Henri Cartier-Bresson : une approche singulière de la photographie. Mais aussi de l’acte photographique. Ce présent texte est complémentaire du texte biographique que Pierre Assouline a fait sur le grand photographe qu’a été Henri Cartier-Bresson. Il est tiré de cette biographie, où l’auteur émaille l’ouvrage de remarques sur la démarche qu’HCB adopte en liant étroitement sa vie et la photographie.

Voir la note de lecture sur la biographie d’Henri Cartier-Bresson par Pierre Assouline ==> ICI

La démarche de Cartier-Bresson

Une démarche en trois dimensions, qui produisent des images qui seront très tôt reconnues par les responsables des plus grands journaux et magazines. A Paris, à New York. HCB a 25 ans.

  1. Une approche formelle de l’image. Prise dans une géométrie rigoureuse. L’importance de la « composition » a été acquise très jeune. Avec l’exigence (presque) absolue de ne pas recadrer la photo au tirage-papier. C’est l’héritage de sa formation à l’école de Lhote, on l’a vu dans le texte précédent. On verra ci-après le commentaire fait par un peintre sur une image de Cartier-Bresson, prise en Chine en 1949.

 

  1. Henri Caertier-Bresson
    Une composition magistrale

    Ensuite, une posture par rapport au monde, son appareil à la main. Marquée par son immense désir/besoin de liberté. Par son extrême mobilité. Son coté autodidacte lui a évité les carcans de la pensée enseignée qui souvent limite, bride la créativité. Il construit empiriquement sa position de photographe en refusant les démarches conventionnelles. Par exemple, en photographiant les spectateurs plutôt que le carrosse du roi d’Angleterre qui vient d’être couronné. En limitant l’intellectualisation de la photo.

  2. Enfin, la jouissance du chasseur. En allant chercher « à côté » le sens des choses. Selon sa sensibilité. Selon son intuition. L’œil aux aguets. En créant lui-même ses sujets, « à côté » des désirs de ses « commanditaires ». Dans commanditaire, il y a commande, souligne l’auteur. Quand il couvre l’actualité, c’est « par la bande ».

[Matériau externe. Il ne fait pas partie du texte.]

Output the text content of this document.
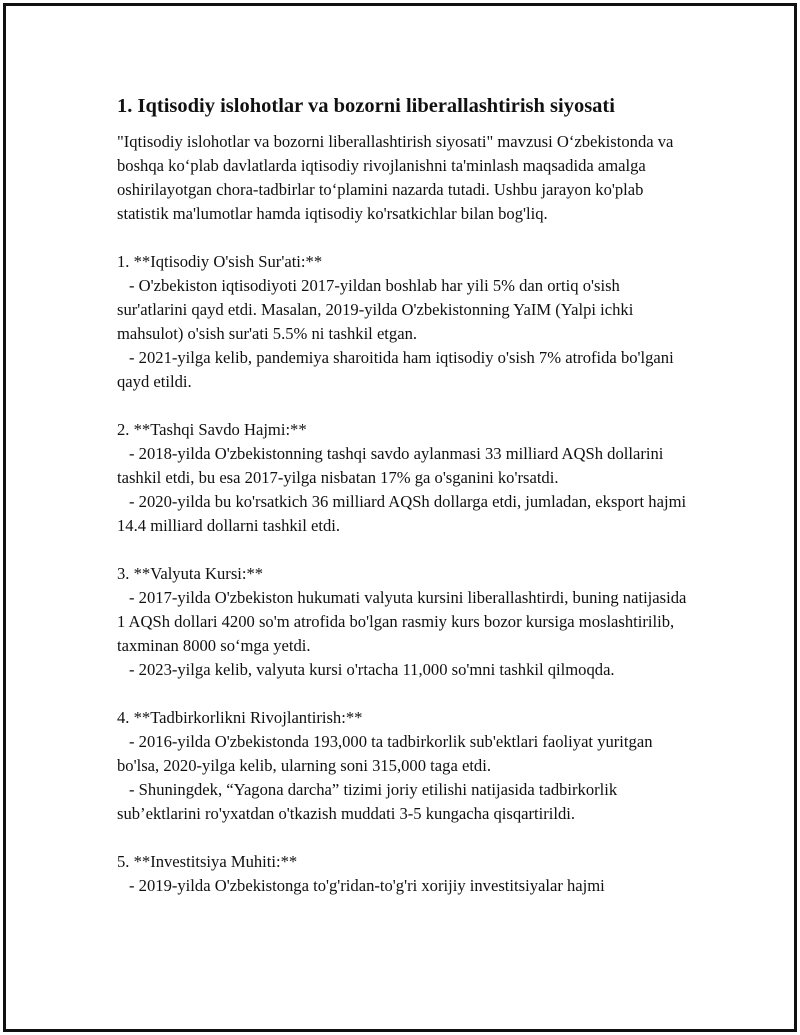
1. Iqtisodiy islohotlar va bozorni liberallashtirish siyosati

"Iqtisodiy islohotlar va bozorni liberallashtirish siyosati" mavzusi O‘zbekistonda va boshqa ko‘plab davlatlarda iqtisodiy rivojlanishni ta'minlash maqsadida amalga oshirilayotgan chora-tadbirlar to‘plamini nazarda tutadi. Ushbu jarayon ko'plab statistik ma'lumotlar hamda iqtisodiy ko'rsatkichlar bilan bog'liq.

1. **Iqtisodiy O'sish Sur'ati:**

- O'zbekiston iqtisodiyoti 2017-yildan boshlab har yili 5% dan ortiq o'sish sur'atlarini qayd etdi. Masalan, 2019-yilda O'zbekistonning YaIM (Yalpi ichki mahsulot) o'sish sur'ati 5.5% ni tashkil etgan.

- 2021-yilga kelib, pandemiya sharoitida ham iqtisodiy o'sish 7% atrofida bo'lgani qayd etildi.

2. **Tashqi Savdo Hajmi:**

- 2018-yilda O'zbekistonning tashqi savdo aylanmasi 33 milliard AQSh dollarini tashkil etdi, bu esa 2017-yilga nisbatan 17% ga o'sganini ko'rsatdi.

- 2020-yilda bu ko'rsatkich 36 milliard AQSh dollarga etdi, jumladan, eksport hajmi 14.4 milliard dollarni tashkil etdi.

3. **Valyuta Kursi:**

- 2017-yilda O'zbekiston hukumati valyuta kursini liberallashtirdi, buning natijasida 1 AQSh dollari 4200 so'm atrofida bo'lgan rasmiy kurs bozor kursiga moslashtirilib, taxminan 8000 so‘mga yetdi.

- 2023-yilga kelib, valyuta kursi o'rtacha 11,000 so'mni tashkil qilmoqda.

4. **Tadbirkorlikni Rivojlantirish:**

- 2016-yilda O'zbekistonda 193,000 ta tadbirkorlik sub'ektlari faoliyat yuritgan bo'lsa, 2020-yilga kelib, ularning soni 315,000 taga etdi.

- Shuningdek, “Yagona darcha” tizimi joriy etilishi natijasida tadbirkorlik sub’ektlarini ro'yxatdan o'tkazish muddati 3-5 kungacha qisqartirildi.

5. **Investitsiya Muhiti:**

- 2019-yilda O'zbekistonga to'g'ridan-to'g'ri xorijiy investitsiyalar hajmi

Vis-à-vis des sujets qu’il prend, c’est un acte de capture. Il se comporte comme un chasseur, à l’affut. Avec le plaisir de « tirer ». De tirer à la dérobée. Souvent, il peut « forcer » l’autre dans ce geste. « Images volées ». A tout le moins, user de la surprise. Du fait accompli.

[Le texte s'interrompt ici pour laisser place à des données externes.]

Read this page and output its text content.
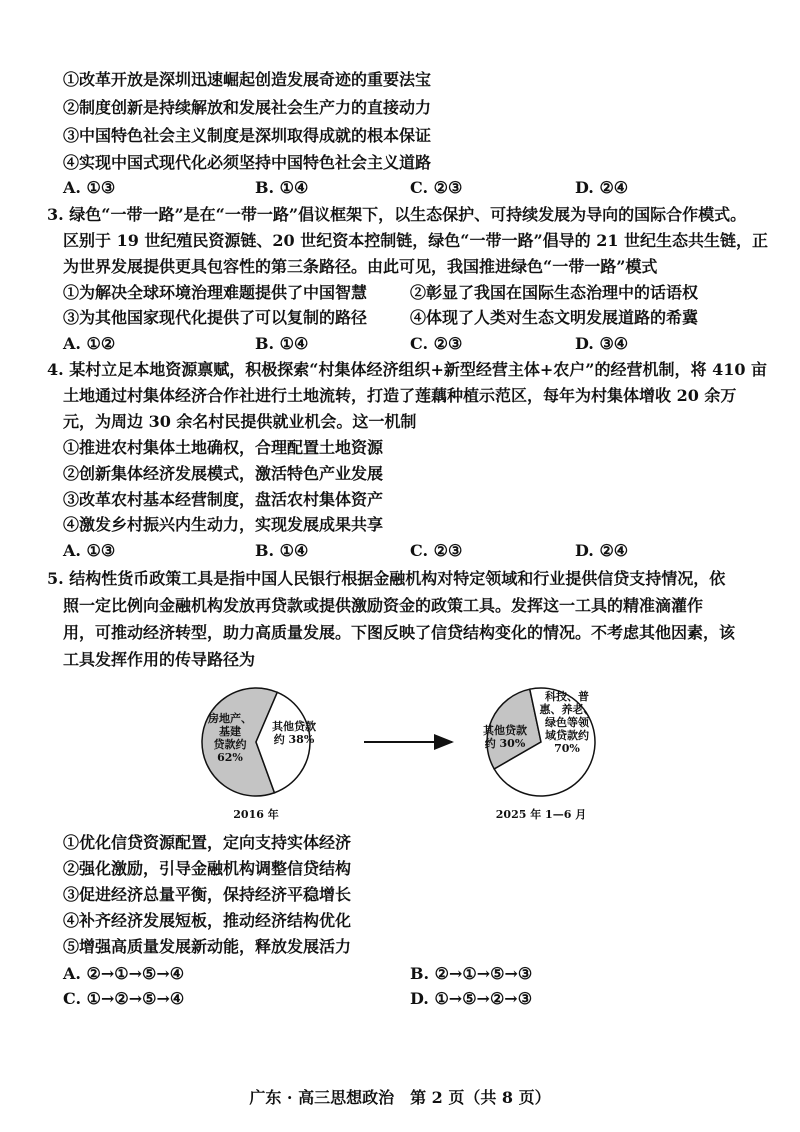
①改革开放是深圳迅速崛起创造发展奇迹的重要法宝
②制度创新是持续解放和发展社会生产力的直接动力
③中国特色社会主义制度是深圳取得成就的根本保证
④实现中国式现代化必须坚持中国特色社会主义道路
A. ①③	B. ①④	C. ②③	D. ②④
3. 绿色“一带一路”是在“一带一路”倡议框架下，以生态保护、可持续发展为导向的国际合作模式。
区别于 19 世纪殖民资源链、20 世纪资本控制链，绿色“一带一路”倡导的 21 世纪生态共生链，正
为世界发展提供更具包容性的第三条路径。由此可见，我国推进绿色“一带一路”模式
①为解决全球环境治理难题提供了中国智慧	②彰显了我国在国际生态治理中的话语权
③为其他国家现代化提供了可以复制的路径	④体现了人类对生态文明发展道路的希冀
A. ①②	B. ①④	C. ②③	D. ③④
4. 某村立足本地资源禀赋，积极探索“村集体经济组织+新型经营主体+农户”的经营机制，将 410 亩
土地通过村集体经济合作社进行土地流转，打造了莲藕种植示范区，每年为村集体增收 20 余万
元，为周边 30 余名村民提供就业机会。这一机制
①推进农村集体土地确权，合理配置土地资源
②创新集体经济发展模式，激活特色产业发展
③改革农村基本经营制度，盘活农村集体资产
④激发乡村振兴内生动力，实现发展成果共享
A. ①③	B. ①④	C. ②③	D. ②④
5. 结构性货币政策工具是指中国人民银行根据金融机构对特定领域和行业提供信贷支持情况，依
照一定比例向金融机构发放再贷款或提供激励资金的政策工具。发挥这一工具的精准滴灌作
用，可推动经济转型，助力高质量发展。下图反映了信贷结构变化的情况。不考虑其他因素，该
工具发挥作用的传导路径为
房地产、基建贷款约 62%
其他贷款约 38%
2016 年
其他贷款约 30%
科技、普惠、养老、绿色等领域贷款约 70%
2025 年 1—6 月
①优化信贷资源配置，定向支持实体经济
②强化激励，引导金融机构调整信贷结构
③促进经济总量平衡，保持经济平稳增长
④补齐经济发展短板，推动经济结构优化
⑤增强高质量发展新动能，释放发展活力
A. ②→①→⑤→④	B. ②→①→⑤→③
C. ①→②→⑤→④	D. ①→⑤→②→③
广东 · 高三思想政治　第 2 页（共 8 页）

Illustration par le texte de cet esprit de géométrie

Une photo prise en Chine illustre l’approche de HCB. Voici ce qu’écrit à son propos le peintre Avigdor Arikha [1] cité par Pierre Assouline page 269.

Henri Cartier-Bresson : une approche singulière de la photographie
Henri Cartier-Bresson. Shanghai, 1949

« Dans un espace horizontal parfaitement d’équerre, deux hommes. L’un immobile, regardant ailleurs. L’autre mangeant, regardant dans son bol. Le noir à gauche et le blanc à droite entrainent la tension. Au coin d’ombre noir à gauche, répond la porte à droite en haut de laquelle un second rectangle enlacé engendre un rythme hypnotique. A gauche, une porte donnant sur le vide noir, dont l’ouverture st un rectangle inversé, encadre en contrepoint le Chinois immobile regardant ailleurs. A son immobilité silencieuse, répond l’homme assis qui mange. Il est campé exactement à l’intersection harmonique du nombre d’or. Il tient un bol dans ses mains. Un autre bol, posé sur le banc, répond en écho au premier. La calotte noire est leur contre point. Des ombres hachées et diagonales frappent de haut en bas et de droite à gauche, inquiétant l’horizontalité paisible de la scène. Tout cela tient du miracle. »

Les choix du photographe

  • Le noir et blanc, comme convention qui ne trompe pas. A l’inverse de la couleur qui prétend être fidèle. Alors qu’elle dépend de l’industrie chimique (HCB pense aux tirages sur papier). Donc, il fera très peu de photos en couleur. Presque à regret. La photo emblématique de HCB, c’est, en Noir et Blanc, l’homme qui saute sur une flaque d’eau derrière la Gare St Lazare.
Henri Cartier-Bresson : une approche singulière de la photographie
Derrière la Gare St Lazare, Paris., 1932 Exposition à la Fondation Cartier Bresson

 

  • Les planches contact ? C’est l’intimité du photographe dans son acte. Il tourne autour du sujet, et de l’ensemble des photos prises, consignées sur la planche, il en sort une. Une seule. Surtout ne pas dévoiler l’approche, les tâtonnements. La planche contact reste dans les cartons du photographe. Nulle part ailleurs.
  • Le recadrage ? Il n’en est pas question ! Il faut impérativement respecter ce que l’œil a vu dans le viseur. Et le restituer tel quel sur la photo-papier. Ce point n’est pas négociable pour HCB.
  • La mise en scène d’une photo ? C’est tout le contraire de l’esprit photographique qui l’anime. Ce qu’il fait : saisir l’instant, le vrai, la vie. Pas une reconstitution. Pas un simulacre. On pense à la polémique qui a couru à propos de la photo de Robert Doisneau « Le baiser de l’Hôtel de Ville»[2]. Une controverse qui a assombri la vie du grand photographe qu’a été Doisneau.
  • Le flash ? Absolument exclu ! Outre la déformation de la lumière, il transforme la prise de vue discrète en agression totale.
  • La technique. Cartier-Bresson a été fidèle au Leica (M4 et 3G). Il utilisait des pellicules de 400 asa en 24×36. Avec un objectif de 50 milimètres, celui qui restitue le plus fidèlement le regard.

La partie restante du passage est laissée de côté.